An interesting feature of the past decade has been the persistent popularity of certain theories on nutrition, even though they’ve been well established as myths. Here’s a selection of the ones we still come across.
Myths of the past decade
Margarine is one molecule away from plastic
This statement is somehow meant to prove that margarine-type spreads are not fit for human consumption. However, the reality is margarine has a much closer molecular composition to butter than it does to plastic. Choose the fat you prefer, depending on the context of your whole diet (see our feature Chewing the fat for more), but don’t worry about this bit of pseudoscience.
Homogenisation of milk is harmful
There are lots of myths about milk, including that we are not ‘designed’ to drink milk. While people with lactose intolerance can only tolerate a small amount of milk, for the rest of us milk is a good food and a useful source of protein and calcium. When it comes to homogenisation, although this might sound scary, there’s no evidence it’s harmful. If you’re still worried, just choose trim milk, which isn’t homogenised.
Microwaves are unhealthy
This one still persists, despite the fact that microwaves have been in our kitchens for more than 40 years. There is no evidence of any harm from consuming microwaved food — when the oven is used properly. Microwaves can’t escape from an undamaged microwave oven and microwaving doesn’t make our food radioactive. It is possible to overheat food in a microwave, causing explosions, smoke or burns, but that can happen with other cooking appliances too. And we need to be careful with plastic wrap. Don’t let it touch the food and avoid containers that aren’t microwave-proof. But in general, a microwave is a useful kitchen appliance and there’s evidence microwaved vegetables retain more of their vitamins and antioxidants than boiled ones.

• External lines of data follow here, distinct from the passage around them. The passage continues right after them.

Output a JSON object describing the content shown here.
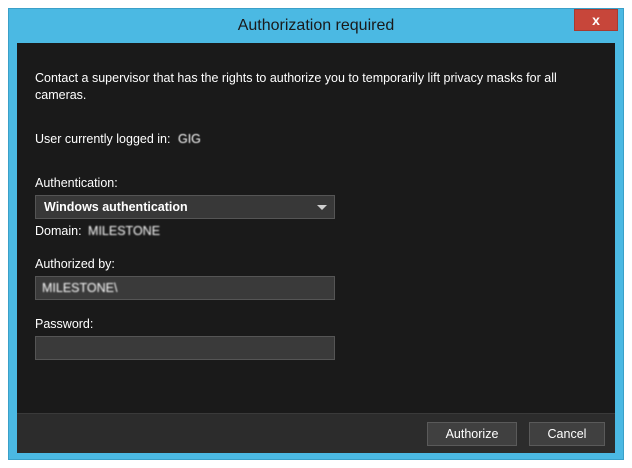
{
  "window": {
    "title": "Authorization required",
    "close_label": "x"
  },
  "dialog": {
    "message": "Contact a supervisor that has the rights to authorize you to temporarily lift privacy masks for all cameras.",
    "user_label": "User currently logged in:",
    "user_value": "GIG",
    "authentication_label": "Authentication:",
    "authentication_selected": "Windows authentication",
    "domain_label": "Domain:",
    "domain_value": "MILESTONE",
    "authorized_by_label": "Authorized by:",
    "authorized_by_value": "MILESTONE\\",
    "password_label": "Password:",
    "password_value": ""
  },
  "buttons": {
    "authorize": "Authorize",
    "cancel": "Cancel"
  },
  "colors": {
    "window_frame": "#4bb9e3",
    "client_background": "#1a1a1a",
    "close_button": "#c7463a"
  }
}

Food combining and blood types
There’s nothing like a science-ish sounding theory to sell a diet book. Food combining (the idea that different food groups should not be eaten together) and the blood type diet (we should eat differently depending on our blood type) are a couple of the more long-lived bogus diet theories. For the record, most foods are already a combination of nutrients and there’s no evidence eating them separately achieves anything. Likewise there’s no evidence that just because you have a certain blood type, you need to eat a specific diet, either.

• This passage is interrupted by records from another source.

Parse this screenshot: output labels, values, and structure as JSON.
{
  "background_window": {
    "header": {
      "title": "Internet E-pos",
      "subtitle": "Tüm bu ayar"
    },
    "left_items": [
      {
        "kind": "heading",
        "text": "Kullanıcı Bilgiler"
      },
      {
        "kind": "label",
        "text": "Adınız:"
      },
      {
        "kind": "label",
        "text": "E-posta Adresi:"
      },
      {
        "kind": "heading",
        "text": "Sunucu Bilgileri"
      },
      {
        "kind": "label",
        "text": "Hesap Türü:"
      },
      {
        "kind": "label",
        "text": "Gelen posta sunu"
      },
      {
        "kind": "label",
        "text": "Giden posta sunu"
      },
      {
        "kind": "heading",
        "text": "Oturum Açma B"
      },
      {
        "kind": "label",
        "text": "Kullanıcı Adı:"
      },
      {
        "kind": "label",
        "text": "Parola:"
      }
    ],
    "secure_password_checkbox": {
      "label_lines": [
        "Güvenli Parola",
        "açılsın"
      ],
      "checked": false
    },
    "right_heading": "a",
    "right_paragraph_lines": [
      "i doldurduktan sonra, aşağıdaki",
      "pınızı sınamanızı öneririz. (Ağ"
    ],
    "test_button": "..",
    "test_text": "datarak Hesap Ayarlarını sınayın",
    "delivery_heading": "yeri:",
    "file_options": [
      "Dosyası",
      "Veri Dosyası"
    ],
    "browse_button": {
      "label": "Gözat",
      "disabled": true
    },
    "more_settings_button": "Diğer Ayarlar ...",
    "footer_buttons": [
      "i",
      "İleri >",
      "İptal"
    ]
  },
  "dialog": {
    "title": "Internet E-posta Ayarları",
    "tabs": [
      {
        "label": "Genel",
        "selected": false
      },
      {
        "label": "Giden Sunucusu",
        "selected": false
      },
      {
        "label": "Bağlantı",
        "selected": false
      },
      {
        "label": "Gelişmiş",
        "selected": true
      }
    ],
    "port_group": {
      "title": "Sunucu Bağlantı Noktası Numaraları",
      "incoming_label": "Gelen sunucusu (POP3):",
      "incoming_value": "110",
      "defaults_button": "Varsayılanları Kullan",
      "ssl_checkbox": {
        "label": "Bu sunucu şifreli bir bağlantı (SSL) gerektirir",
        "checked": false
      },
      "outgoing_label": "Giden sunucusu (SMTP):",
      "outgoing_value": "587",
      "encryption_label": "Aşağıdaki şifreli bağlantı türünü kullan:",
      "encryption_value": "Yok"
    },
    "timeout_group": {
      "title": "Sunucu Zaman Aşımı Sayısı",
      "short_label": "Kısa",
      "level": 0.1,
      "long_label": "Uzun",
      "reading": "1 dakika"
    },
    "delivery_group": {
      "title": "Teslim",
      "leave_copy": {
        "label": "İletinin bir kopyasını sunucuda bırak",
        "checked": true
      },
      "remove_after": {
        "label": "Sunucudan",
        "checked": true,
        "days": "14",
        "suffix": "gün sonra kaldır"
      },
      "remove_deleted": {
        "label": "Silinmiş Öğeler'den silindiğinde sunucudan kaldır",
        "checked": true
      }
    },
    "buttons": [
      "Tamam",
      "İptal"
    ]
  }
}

Going gluten free is a good way to lose weight
Gluten-free diets are growing in popularity as more people are diagnosed with coeliac disease and gluten intolerance. However, there’s a trend to adopt a gluten-free diet as a weight loss tool. This may be effective — if you’re eating mostly fresh whole foods — but it can easily backfire if by switching to a gluten-free diet you add lots of processed gluten-free food. We’ve found many examples of pretty unhealthy gluten-free foods; don’t assume those words mean a product is healthier or lower in kilojoules.
Hormones in chicken
It’s surprising how many people still think there are hormones in our chicken. This may be because they are used in other countries. There’s no evidence growth hormones or steroids were ever used in New Zealand and their use has been specifically banned for more than 30 years. So that’s a myth we can retire!
Six small meals a day
This is often cited as useful advice for losing weight and it may well work, so long as the meals really are small. The danger with this is that you may end up over-eating. The bottom line? Eat when it suits you and try not to worry about diet rules!

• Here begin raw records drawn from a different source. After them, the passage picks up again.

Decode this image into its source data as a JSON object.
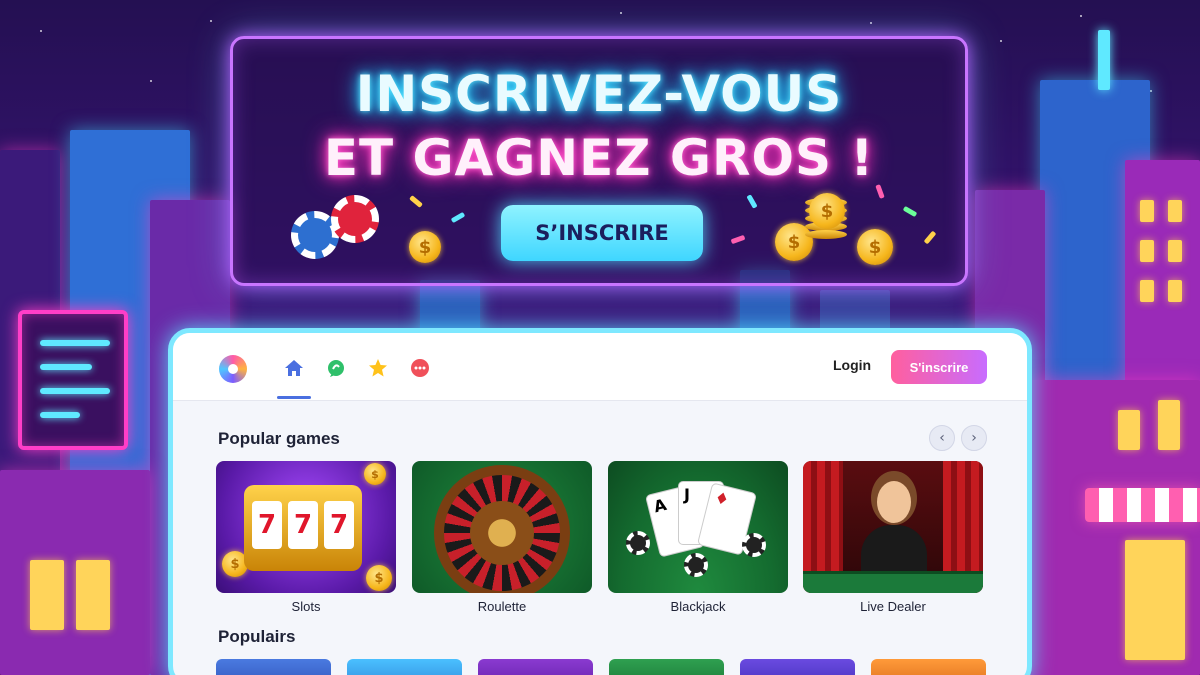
{
  "hero": {
    "line1": "INSCRIVEZ-VOUS",
    "line2": "ET GAGNEZ GROS !",
    "cta_label": "S’INSCRIRE"
  },
  "header": {
    "nav_icons": [
      "home-icon",
      "chat-icon",
      "star-icon",
      "more-icon"
    ],
    "active_nav": "home-icon",
    "login_label": "Login",
    "signup_label": "S'inscrire"
  },
  "popular_games": {
    "title": "Popular games",
    "prev_icon": "chevron-left-icon",
    "next_icon": "chevron-right-icon",
    "games": [
      {
        "label": "Slots"
      },
      {
        "label": "Roulette"
      },
      {
        "label": "Blackjack"
      },
      {
        "label": "Live Dealer"
      }
    ]
  },
  "populairs": {
    "title": "Populairs"
  },
  "colors": {
    "accent_cyan": "#5fe9ff",
    "accent_pink": "#ff2fb8",
    "signup_gradient_start": "#ff5f9e",
    "signup_gradient_end": "#c86cff",
    "active_nav": "#4a6fe0"
  }
}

Apple cider vinegar cures… everything!
This has been around forever — there are books dedicated to the health benefits of this apparently wondrous liquid. While there is some evidence around vinegar (of any type) helping to lower the GI of meals and therefore being beneficial in reducing blood glucose levels, other specific apple cider vinegar research has had mixed results. Enjoy it in your salad dressing, but don’t think of it as a cure-all.
A snapshot of modern myths
Bone broth can cure disease
This glorified stock is delicious, and it certainly won’t hurt you. But it’s not a magic food.
Raw diets are better than cooked
Lots of raw foods are great for us – we should all be eating fresh, raw salads frequently. But a completely raw diet is hard work, and could result in you being short of some nutrients, if you’re not careful.
Grains are evil and we shouldn’t eat them
If you’ve got coeliac disease you’ll have to stay away from some specific grains. But for most of us, whole grains are important and useful in our diets, not to mention delicious!